Şiddet karşıtı solcular teröristlikten, Ergenekon’u ifşa edenler Ergenekonculuktan, darbe karşıtları darbecilikten nasibini bu yüzden alıyor. Bu meşruiyet kaybı bazılarında paniğe yol açıyor. Panik, acele işe yol açarken işlere şeytan karışıyor. “Bunların yolu iblisin yolu” tahlilleriyle “Ece’nin yolu Ergenekon yolu” tahkirleri işte bu iklimde aynı amaca hizmet ediyor: Eleştiriyi anlamsızlaştır, muhalifi dizginle, işinden et. Zamanında b.k atanları savunanların, bugün parazit kusmasına bu yüzden şaşırmamak gerek.

Ece Temelkuran’ın Habertürk’ten atılmasının tek nedeni siyasi duruşu.
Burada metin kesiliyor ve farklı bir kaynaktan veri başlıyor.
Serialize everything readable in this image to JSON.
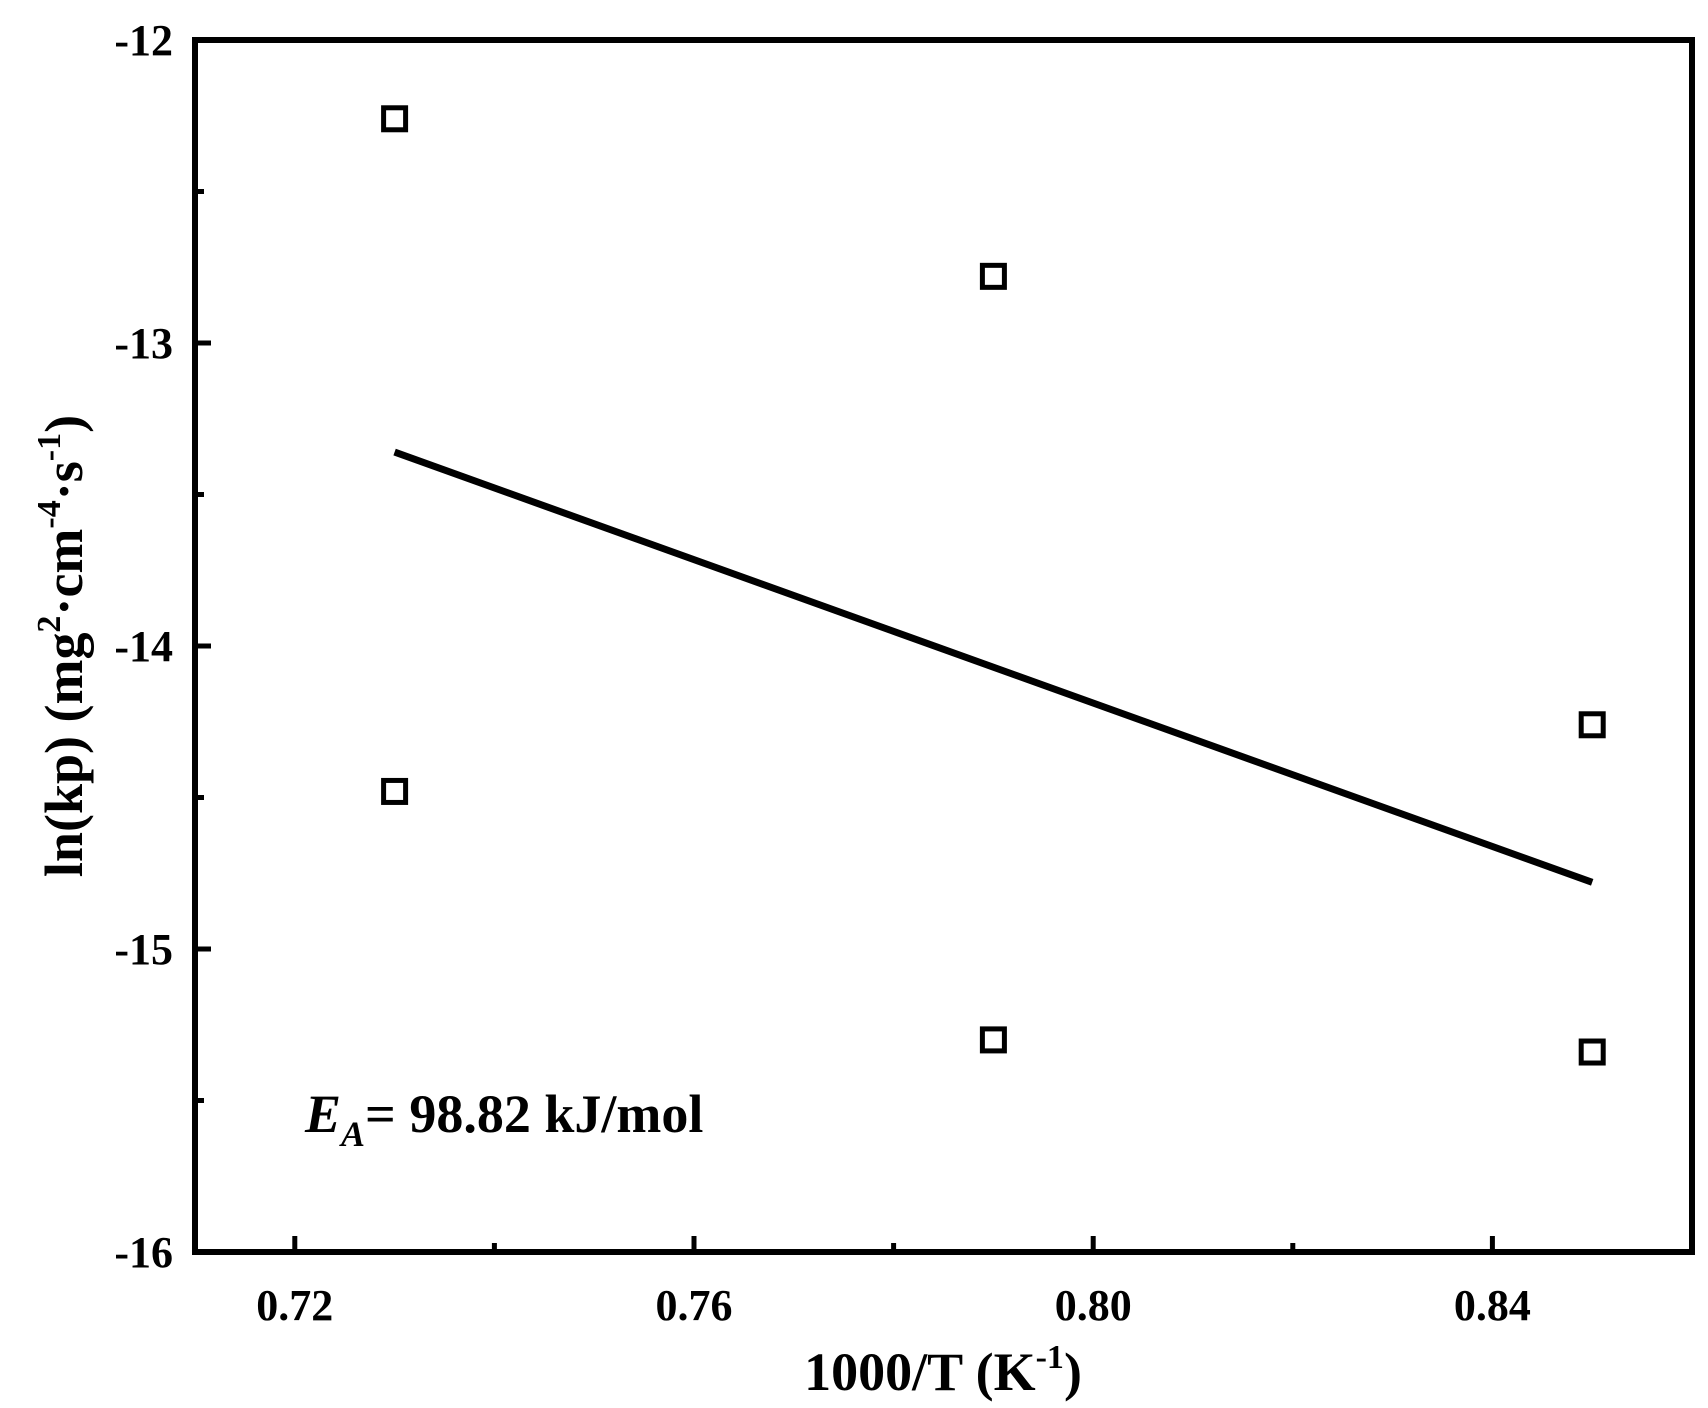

Twitter’da başka Habertürk’te başka yazmayan birisine, “Ama bizde yazdıklarını sosyal medyada da yazıyorsun” demek “Biz senin analizlerini bu gazetede görmek istemiyoruz, başımız AKP’yle, çok pardon, AK Parti’yle belaya girsin istemiyoruz” demektir. Temelkuran basının üzerindeki baskının bariz tanığı ve örneğidir.

Mahçupyan’ın, fikirlerinden taviz vermeyen meslektaşları işlerini kaybederken bu meslektaşlarından birinin üstüne çıkıp tepinecek kadar alçalması, ‘Ağrının Derinliği’ni yazabilecek kadar cesur ve yaratıcı bir aydının üzerini çamurla sıvamaya kalkması, yalnızca basit bir yanlışlıktan ya da edepsizlikten kaynaklanmıyor. Tavrının esas nedeni muhafazakâr İslamcılığın girdiği meşruiyet krizinde AKP’yi destekleyen liberal entelektüelin pusulasını yitirmesi. Artık ne yapacağını bilmez durumda. Ergenekon’a karşı olandan Ergenekoncu peydahlamalar, cemaat gazetelerinden solculara “Cemaatçi bunlar!” diye buyurmalar.. Bunu yaparken asgari mantıktan dahi yoksun olduklarını hissettikleri için vicdanımızda dokunulmaz olan bir şeye tutunmaya gayret ediyorlar.
 
Hrant Dink’e ve mirasına zayıf elleriyle böylesine asılmaları işte tam da bundan. Ve elbette, esas bunu yapmak, yani “Hrant’ın buna müdanasızca alet edilmesi ancak ahlaksızlık olarak değerlendirilebilir.” Tutarsızın hayatı acıdır, biraz debelendi mi kendi lafları kendini ifşa ediverir. Yazık.